One of the joys of being retired is that I have the time and luxury of thinking deeply about things. It’s not that I didn’t think about things before, but I have the time now to stop in the middle of the day to relax, empty my mind and focus on something without feeling rushed or pressured.
Lately I’ve been thinking quite a bit about why I feel such joy whenever I think about us becoming nomads again. Why, beyond seeing new places, and having new experiences, did it make us so happy before? It certainly wasn’t a perfect lifestyle, by any stretch of the imagination, and yet it was a very good fit for us.
Brett and I have always been “restless people,” probably stemming from our time in the navy where we moved every two and a half years or so. Although the parameters of Brett’s job basically remained the same, moving to a new location was always an adventure, especially since we knew it wasn’t permanent. We had a limited time to explore the areas we lived in, try new foods, and get to know about the place. There were some locations we enjoyed more than others, but on the whole we always found something to like about every place we lived, whether that was the central valley of California, southern Maryland, Key West, or Japan.

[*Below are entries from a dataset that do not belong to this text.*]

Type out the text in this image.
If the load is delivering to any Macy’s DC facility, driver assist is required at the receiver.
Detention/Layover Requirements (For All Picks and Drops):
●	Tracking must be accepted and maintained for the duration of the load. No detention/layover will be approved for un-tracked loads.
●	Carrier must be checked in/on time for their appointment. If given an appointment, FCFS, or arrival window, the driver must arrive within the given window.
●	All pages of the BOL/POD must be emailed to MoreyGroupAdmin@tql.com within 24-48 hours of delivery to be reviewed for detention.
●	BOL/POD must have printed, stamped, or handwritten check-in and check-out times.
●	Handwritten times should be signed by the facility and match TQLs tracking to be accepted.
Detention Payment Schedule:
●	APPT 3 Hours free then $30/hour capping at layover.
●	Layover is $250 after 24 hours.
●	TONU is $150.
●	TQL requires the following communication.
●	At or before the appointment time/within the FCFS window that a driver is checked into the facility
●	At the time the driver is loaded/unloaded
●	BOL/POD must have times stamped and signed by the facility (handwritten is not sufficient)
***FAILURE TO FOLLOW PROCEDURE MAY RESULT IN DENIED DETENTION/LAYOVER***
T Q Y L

When I think about embracing a nomadic life once again, I realize that the aspects we liked about of our previous semi-nomadic navy life are what continue to appeal to us now.
Our nomadic life cost less. During our navy days we had to live within our means, and live minimally because the navy was only going to do a certain amount for us; there were always limits imposed. Any purchase, from groceries to household items, had to be carefully weighed against a fixed income, and we learned not to accumulate things because of household goods weight limits when it was time to move. Those skills were put to good use when we traveled, especially living within our means and not accumulating more than would fit into our suitcases (as well as keeping them under a set weight limit). The goal was always to get all we could from and make the most of what we had.
Being a nomad meant freedom from things. We were tied only to what we could carry in our suitcases. Returning to a settled life has made us realize we no longer enjoy owning a lot of things. We also liked being free from the chores and maintenance of home ownership or even renting when we were on the road, and from things like utility payments. Yes, we had to pay for our lodgings, but utilities and maintenance were included and we always tried to choose places where the furnishings and decor fit our preferences. We still kept our lodgings clean and tidy wherever we were, fixed or repaired on our own what we could as necessary, but the burdens and responsibilities of ownership belonged to someone else.
A life on the road allowed us to experience the world in all its beauty . . . and ugliness. Meeting new and different people and experiencing a variety of cultures was an obvious benefit, but seeing both the good and the bad, from stunning architectural, historical wonders, and eating mouthwatering foods, to oppressive poverty, urban ugliness, and extremely crowded conditions went a long way toward helping us to reassess and balance our world views. We were always grateful for the chances we were given to see life through a different lens than our own, even if we sometimes felt we were taking and not giving back.
Even as seniors, our nomadic life strengthened character. Things went wrong and weren’t perfect. Our lodging sometimes wasn’t what we expected, or transportation fell apart. We got sick. The pandemic had us making decisions and changes without a lot of time for thought. However, having to leave the safe bubble of American life and our comfort zone gave us loads of opportunities learn what we were capable of. We sometimes had to push ourselves to new extremes to accomplish goals or get where we needed to be under less than idea circumstances, but the hard parts made the good ones so much better.
We off course missed family and friends while we traveled, but technology kept us connected, and we found we worked harder at making sure we did get together once or twice a year, or in the case of our son and family in Japan, for longer stays than we would have otherwise been able to do. Since we’ve settled back on Kaua’i, we’ve come to see that it was actually easier for us to arrange reunions when we were on the road than it is now that we’re located very far away from everyone.
The best part of being a nomad is that travel changes us; we are never again who we were before we set out. That’s what excites us and brings us joy: we still want to continue to grow and learn about the world and travel provides that for us and more. We’re still not ready to settle down and accumulate all the stuff that goes along with living in one place. Instead, we’re looking forward to embracing the nomadic life once again and whatever it brings us, challenges and all.